Si potrebbe obiettare che questa visione del socialismo si discosta molto da quel che avevano in mente Marx, Engels o Lenin quando parlavano di rivoluzione e comunismo; parafrasando Foscolo, questo di tanta speme oggi ci resta? L’idea del comunismo “classico” su cui la sinistra ha basato la propria retorica per decenni rimane un sogno irraggiungibile almeno per altre centinaia di anni?
Non c’è ovviamente una risposta univoca a questa domanda, che dipende dalle inclinazioni politiche di ognuno. Senz’altro l’analisi materialistica della società attuale è il primo passo di qualsiasi programma di modifica dello stato di cose esistente. Ma questo, così come i rapporti di forza, non è immutabile, cangia anzi continuamente. Quello che oggi sembra un sogno potrebbe apparire domani come una realtà: i filosofi hanno solo interpretato il mondo in modi diversi; si tratta però di mutarlo.
Note
[1] Il primo libro di Alberto Gabriele sulla Cina, recensito su Economia e Politica da Zolea e Temperini (2021): https://www.economiaepolitica.it/in-punta-di-teoria/socialismo-mercato-o-altro/ .

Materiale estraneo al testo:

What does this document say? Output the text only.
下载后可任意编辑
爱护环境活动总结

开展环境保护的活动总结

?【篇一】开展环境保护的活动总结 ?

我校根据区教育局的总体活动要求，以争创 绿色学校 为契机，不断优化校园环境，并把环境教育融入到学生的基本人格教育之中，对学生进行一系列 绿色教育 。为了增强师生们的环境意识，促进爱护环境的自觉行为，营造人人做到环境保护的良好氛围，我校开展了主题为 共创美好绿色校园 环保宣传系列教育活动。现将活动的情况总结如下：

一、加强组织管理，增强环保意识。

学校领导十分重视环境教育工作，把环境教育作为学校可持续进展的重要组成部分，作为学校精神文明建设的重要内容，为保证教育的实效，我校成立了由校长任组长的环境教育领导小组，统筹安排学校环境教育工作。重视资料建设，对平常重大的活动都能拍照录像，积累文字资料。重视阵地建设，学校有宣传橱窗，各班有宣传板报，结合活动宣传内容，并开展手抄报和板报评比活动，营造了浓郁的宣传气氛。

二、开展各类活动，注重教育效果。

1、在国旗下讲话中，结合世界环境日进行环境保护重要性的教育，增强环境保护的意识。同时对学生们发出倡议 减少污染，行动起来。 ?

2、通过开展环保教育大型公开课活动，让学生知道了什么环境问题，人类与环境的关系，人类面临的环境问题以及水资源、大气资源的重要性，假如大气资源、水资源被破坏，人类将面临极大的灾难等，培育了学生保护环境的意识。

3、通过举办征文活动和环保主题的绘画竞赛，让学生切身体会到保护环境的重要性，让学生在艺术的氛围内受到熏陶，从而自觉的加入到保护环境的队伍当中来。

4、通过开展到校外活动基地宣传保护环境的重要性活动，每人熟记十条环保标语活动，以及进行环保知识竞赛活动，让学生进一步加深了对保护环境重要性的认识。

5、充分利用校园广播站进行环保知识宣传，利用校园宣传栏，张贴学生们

[2] Hobsbawm (1994), pp. 650-651.
[3] I due autori prediligono questo termine perché: “i non è direttamente ed esclusivamente correlato a nessuna delle varie teorie del socialismo di mercato; ii non implica l’estensione di un brevetto di “vera” (o non vera) natura socialista; iii mira piuttosto a essere fattuale e neutrale.” (Gabriele e Jabbour (2022), p. 12, traduzione propria).
[4] Gabriele e Jabbour (2022), p. 12, traduzione propria.